Прощание с Матёрой — страница 39 из 49

Мы парим на той пограничной высоте, докуда достает нагретый за день, настоявшийся воздух, на котором можно лежать, почти не шевелясь. Он то приливно приподымается, волнуясь от закатного солнца, то опускается, и мы качаемся на нем, как на утомленной, затухающей волне, из далекого далека дошедшей до берега и теперь играющей возле него. Небо остывает, и я хорошо вижу в нем обозначившиеся тенями тропинки, талыми провисшими путками ведущие в разные стороны. Они пусты, но по легким вдавленностям заметно, что по ним ходили, и меня ничуть не удивляет, что они, точно от дыхания, покачиваются и светятся местами смутным, прерывистым мерцанием.
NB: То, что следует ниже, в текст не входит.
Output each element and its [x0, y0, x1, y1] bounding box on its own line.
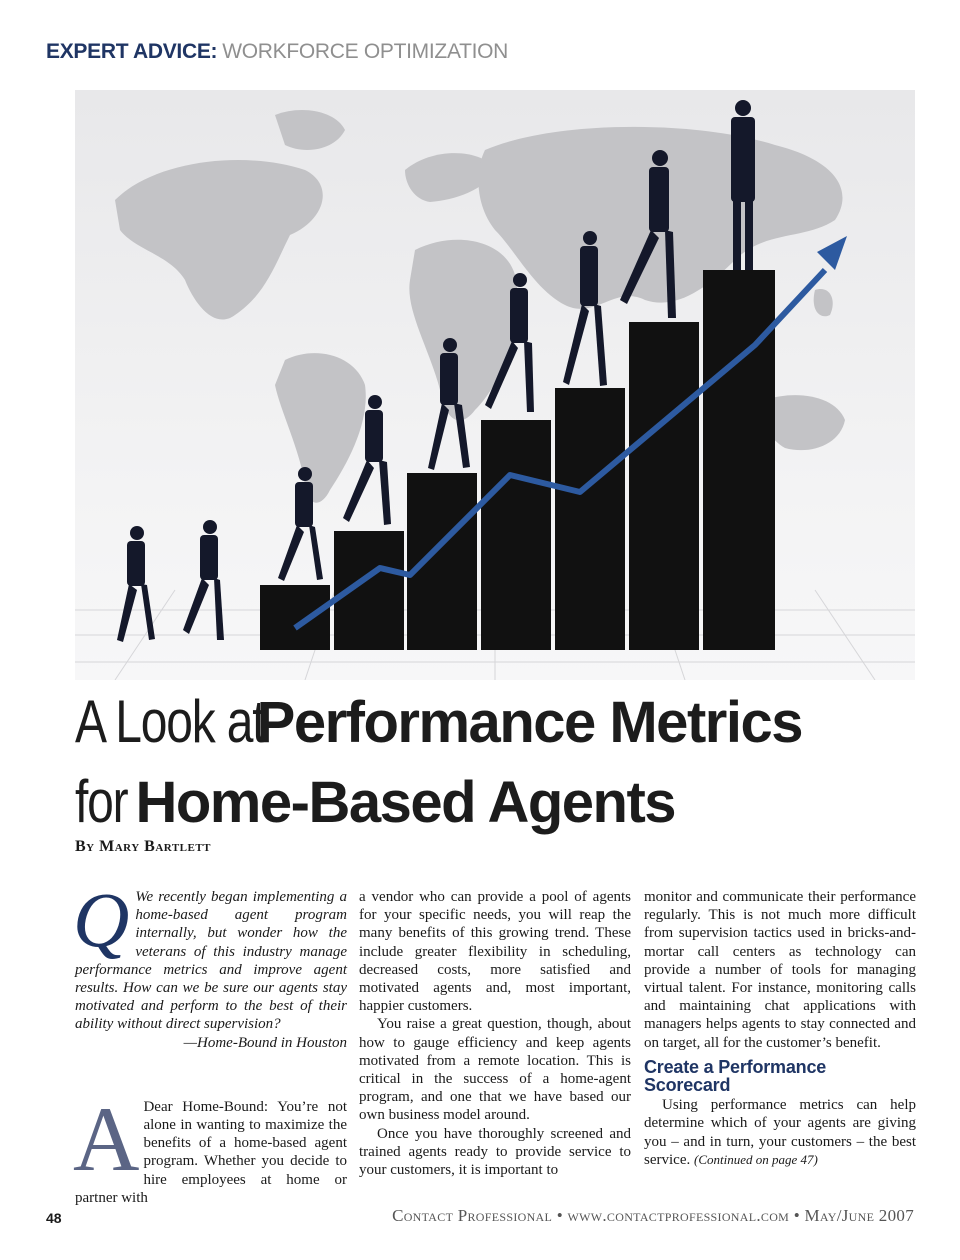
hero-illustration: [75, 90, 915, 680]
question-text: We recently began implementing a home-based agent program internally, but wonder how the veterans of this industry manage performance metrics and improve agent results. How can we be sure our agents stay motivated and perform to the best of their ability without direct supervision?: [75, 889, 347, 1033]
bar-6: [629, 322, 699, 650]
column-1: [73, 876, 347, 1207]
bar-5: [555, 388, 625, 650]
business-staircase-illustration-icon: [75, 90, 915, 680]
section-header: [46, 40, 508, 64]
section-topic: WORKFORCE OPTIMIZATION: [222, 40, 509, 63]
answer-col1-text: Dear Home-Bound: You’re not alone in wanting to maximize the benefits of a home-based agent program. Whether you decide to hire employees at home or partner with: [75, 1098, 347, 1206]
section-subhead: Create a Performance Scorecard: [644, 1056, 827, 1096]
col2-paragraph-1: a vendor who can provide a pool of agents for your specific needs, you will reap the many benefits of this growing trend. These include greater flexibility in scheduling, decreased costs, more satisfied and motivated agents and, most important, happier customers.: [359, 889, 631, 1015]
bar-1: [260, 585, 330, 650]
page-footer: [46, 1206, 914, 1234]
bar-3: [407, 473, 477, 650]
column-2: [359, 888, 631, 1179]
dropcap-q: Q: [73, 876, 130, 963]
question-signature: —Home-Bound in Houston: [183, 1034, 347, 1051]
figure-1: [117, 526, 155, 642]
article-title: [75, 690, 915, 850]
page-number: 48: [46, 1210, 62, 1226]
title-line-1: [75, 690, 915, 770]
publication-info: Contact Professional • www.contactprofessional.com • May/June 2007: [392, 1206, 914, 1225]
bar-4: [481, 420, 551, 650]
col2-paragraph-3: Once you have thoroughly screened and trained agents ready to provide service to your customers, it is important to: [359, 1125, 631, 1179]
section-label: EXPERT ADVICE:: [46, 40, 218, 63]
title-light-2: for: [75, 768, 128, 835]
figure-2: [183, 520, 224, 640]
byline: By Mary Bartlett: [75, 838, 212, 855]
answer-opening: [73, 1087, 347, 1207]
title-bold-1: Performance Metrics: [256, 690, 802, 755]
reader-question: [73, 876, 347, 1034]
col3-paragraph-1: monitor and communicate their performance regularly. This is not much more difficult from supervision tactics used in bricks-and-mortar call centers as technology can provide a number of tools for managing virtual talent. For instance, monitoring calls and maintaining chat applications with managers helps agents to stay connected and on target, all for the customer’s benefit.: [644, 889, 916, 1051]
col3-paragraph-2-text: Using performance metrics can help determine which of your agents are giving you – and in turn, your customers – the best service.: [644, 1097, 916, 1168]
title-light-1: A Look at: [75, 688, 265, 755]
col3-paragraph-2: [644, 1096, 916, 1169]
col2-paragraph-2: You raise a great question, though, about how to gauge efficiency and keep agents motivated from a remote location. This is critical in the success of a home-agent program, and one that we have based our own business model around.: [359, 1016, 631, 1124]
dropcap-a: A: [73, 1087, 140, 1190]
bar-7: [703, 270, 775, 650]
continued-note: (Continued on page 47): [693, 1151, 818, 1167]
title-bold-2: Home-Based Agents: [135, 770, 676, 835]
column-3: [644, 888, 916, 1169]
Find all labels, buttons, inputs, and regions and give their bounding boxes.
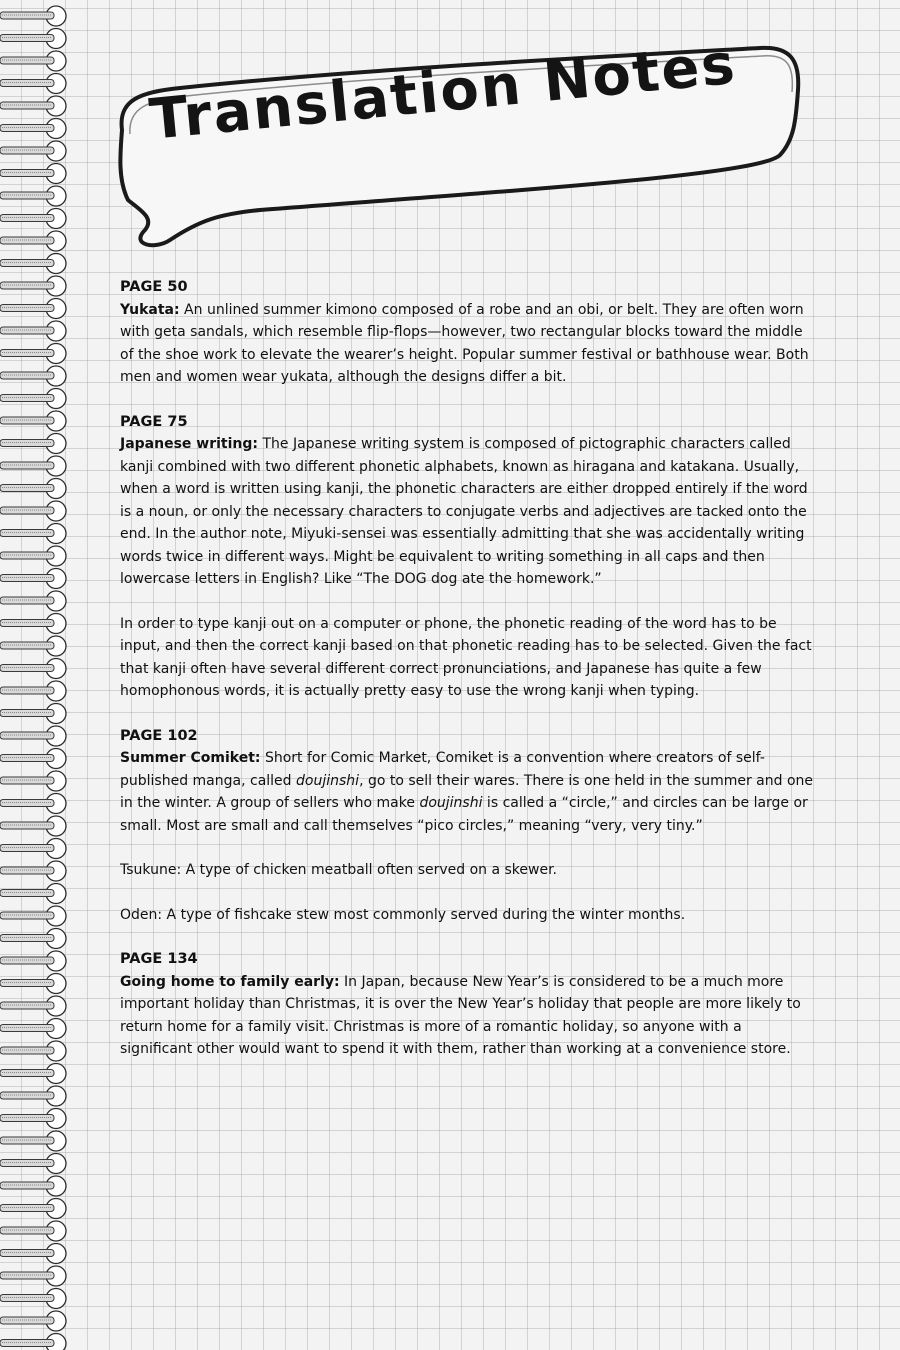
spiral-ring [0, 1131, 66, 1151]
spiral-ring [0, 614, 66, 634]
spiral-ring [0, 951, 66, 971]
spiral-ring [0, 209, 66, 229]
spiral-ring [0, 884, 66, 904]
spiral-ring [0, 524, 66, 544]
note-text: Tsukune: A type of chicken meatball often served on a skewer. [120, 862, 558, 878]
note-italic-text: doujinshi [296, 772, 360, 789]
spiral-ring [0, 1311, 66, 1331]
spiral-ring [0, 119, 66, 139]
spiral-ring [0, 996, 66, 1016]
spiral-ring [0, 861, 66, 881]
spiral-ring [0, 389, 66, 409]
spiral-ring [0, 1109, 66, 1129]
spiral-ring [0, 434, 66, 454]
note-paragraph [120, 904, 815, 927]
spiral-ring [0, 591, 66, 611]
spiral-ring [0, 1019, 66, 1039]
spiral-ring [0, 546, 66, 566]
spiral-ring [0, 771, 66, 791]
note-paragraph [120, 971, 815, 1061]
spiral-ring [0, 1266, 66, 1286]
note-term: Summer Comiket: [120, 750, 261, 766]
spiral-ring [0, 569, 66, 589]
spiral-ring [0, 344, 66, 364]
note-text: An unlined summer kimono composed of a robe and an obi, or belt. They are often worn with geta sandals, which resemble flip-flops—however, two rectangular blocks toward the middle of the shoe work to elevate the wearer’s height. Popular summer festival or bathhouse wear. Both men and women wear yukata, although the designs differ a bit. [120, 301, 809, 385]
spiral-ring [0, 501, 66, 521]
spiral-ring [0, 186, 66, 206]
note-text: Short for Comic Market, Comiket is a convention where creators of self-published manga, called [120, 750, 765, 789]
spiral-ring [0, 636, 66, 656]
spiral-ring [0, 839, 66, 859]
spiral-ring [0, 96, 66, 116]
spiral-ring [0, 1176, 66, 1196]
spiral-ring [0, 254, 66, 274]
spiral-ring [0, 929, 66, 949]
spiral-ring [0, 1334, 66, 1350]
spiral-ring [0, 411, 66, 431]
note-paragraph [120, 747, 815, 837]
note-paragraph [120, 433, 815, 591]
note-text: Oden: A type of fishcake stew most commonly served during the winter months. [120, 906, 686, 923]
spiral-ring [0, 704, 66, 724]
note-text: The Japanese writing system is composed of pictographic characters called kanji combined with two different phonetic alphabets, known as hiragana and katakana. Usually, when a word is written using kanji, the phonetic characters are either dropped entirely if the word is a noun, or only the necessary characters to conjugate verbs and adjectives are tacked onto the end. In the author note, Miyuki-sensei was essentially admitting that she was accidentally writing words twice in different ways. Might be equivalent to writing something in all caps and then lowercase letters in English? Like “The DOG dog ate the homework.” [120, 436, 808, 587]
note-section [120, 411, 815, 703]
note-section [120, 948, 815, 1061]
spiral-ring [0, 816, 66, 836]
spiral-ring [0, 299, 66, 319]
spiral-ring [0, 74, 66, 94]
note-term: Yukata: [120, 301, 180, 318]
spiral-ring [0, 51, 66, 71]
note-paragraph [120, 299, 815, 389]
spiral-ring [0, 479, 66, 499]
spiral-ring [0, 794, 66, 814]
spiral-ring [0, 749, 66, 769]
spiral-ring [0, 681, 66, 701]
spiral-ring [0, 1064, 66, 1084]
spiral-ring [0, 456, 66, 476]
spiral-ring [0, 321, 66, 341]
spiral-ring [0, 164, 66, 184]
page-number-heading: PAGE 75 [120, 413, 188, 430]
notebook-spiral-binding [0, 0, 80, 1350]
spiral-ring [0, 1244, 66, 1264]
spiral-ring [0, 1086, 66, 1106]
spiral-ring [0, 659, 66, 679]
spiral-ring [0, 1154, 66, 1174]
note-text: , go to sell their wares. There is one held in the summer and one in the winter. A group of sellers who make [120, 772, 814, 811]
spiral-ring [0, 141, 66, 161]
note-term: Going home to family early: [120, 973, 340, 990]
spiral-ring [0, 1199, 66, 1219]
note-term: Japanese writing: [120, 436, 259, 452]
spiral-ring [0, 726, 66, 746]
spiral-ring [0, 366, 66, 386]
page-number-heading: PAGE 134 [120, 951, 198, 967]
note-section [120, 725, 815, 927]
page-number-heading: PAGE 50 [120, 279, 188, 295]
spiral-ring [0, 1289, 66, 1309]
spiral-ring [0, 276, 66, 296]
note-text: In Japan, because New Year’s is considered to be a much more important holiday than Christmas, it is over the New Year’s holiday that people are more likely to return home for a family visit. Christmas is more of a romantic holiday, so anyone with a significant other would want to spend it with them, rather than working at a convenience store. [120, 973, 801, 1057]
page-number-heading: PAGE 102 [120, 727, 198, 744]
spiral-ring [0, 29, 66, 49]
note-text: is called a “circle,” and circles can be large or small. Most are small and call themselves “pico circles,” meaning “very, very tiny.” [120, 795, 808, 834]
spiral-ring [0, 974, 66, 994]
note-paragraph [120, 613, 815, 703]
note-section [120, 276, 815, 389]
spiral-ring [0, 6, 66, 26]
note-text: In order to type kanji out on a computer or phone, the phonetic reading of the word has to be input, and then the correct kanji based on that phonetic reading has to be selected. Given the fact that kanji often have several different correct pronunciations, and Japanese has quite a few homophonous words, it is actually pretty easy to use the wrong kanji when typing. [120, 615, 812, 699]
note-italic-text: doujinshi [419, 795, 483, 811]
spiral-ring [0, 1221, 66, 1241]
note-paragraph [120, 859, 815, 882]
spiral-ring [0, 231, 66, 251]
spiral-ring [0, 906, 66, 926]
translation-notes-body [120, 276, 815, 1083]
page-title: Translation Notes [146, 31, 740, 153]
spiral-ring [0, 1041, 66, 1061]
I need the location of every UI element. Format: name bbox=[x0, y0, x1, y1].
Солнце склоняется все ниже и ниже, и могучая торжественная музыка заката достигает такого согласия, что кажется тишиной. И в этой тишине громко и тяжело звучит шорох, с каким опускающийся воздух задевает о гладь воды. И еще – вон там, на берегу, в том лесу на сопке пискнула, я слышу, раскольничьим голоском, не в лад общей музыке, пичужка, пискнула и осеклась, с испугом оглядываясь, что с ней будет. Я вижу и слышу все и чувствую себя способным постичь главную, все объединяющую и все разрешающую тайну, в которой от начала и до конца сошлась жизнь… вот-вот она осенит меня, и в познании горького ее груза я ступлю на ближнюю тропинку…

И вдруг, оборачиваясь ко мне, девушка говорит:

– Пора.

И показывает на берег.

– Нет, нет, – волнуюсь я. – Еще. Я не хочу.

– Солнце заходит. Пора, – терпеливо и радостно, со сдерживаемым торжеством в голосе настаивает она.

И я понимаю: пора. Мы медленно плывем к берегу. Земля уже в сплошной синей тени, звуки, потеряв музыку, сливаются в одно глухое гудение. Мы приземляемся на ту же самую поляну, и я, пробуя ноги, делаю первые шаги, которые огромной тяжестью отдаются во всем теле. Девушка с усталой и неспокойной улыбкой наблюдает за мной.

– А дальше? – спрашиваю я.

– Что дальше? – Она делает вид, что не понимает.

– Если дальше ничего не будет, то зачем это было? Я хочу еще. Я дальше хочу. Там оставалось совсем немного.

Помолчав, она говорит:

– Я буду приходить.

На этот раз она говорит без улыбки, и я замечаю, что без солнца черты ее лица резко обострились и напряглись, а фигура выглядит угловатой и неловкой. Она и сама, очевидно, знает, как изменилась, и, робкой рукой прикоснувшись ко мне, сделав последнюю попытку улыбнуться, начинает уходить.

Я смотрю ей вслед и такую чувствую в себе и в ней тревогу, загадочным выбором соединившую нас, но относящуюся ко всему, ко всему вокруг, такую я чувствую тоску и печаль, словно только теперь, полетав и посмотрев с высоты на землю, я узнал наконец истинную меру и тревоги, и печали, и тоски.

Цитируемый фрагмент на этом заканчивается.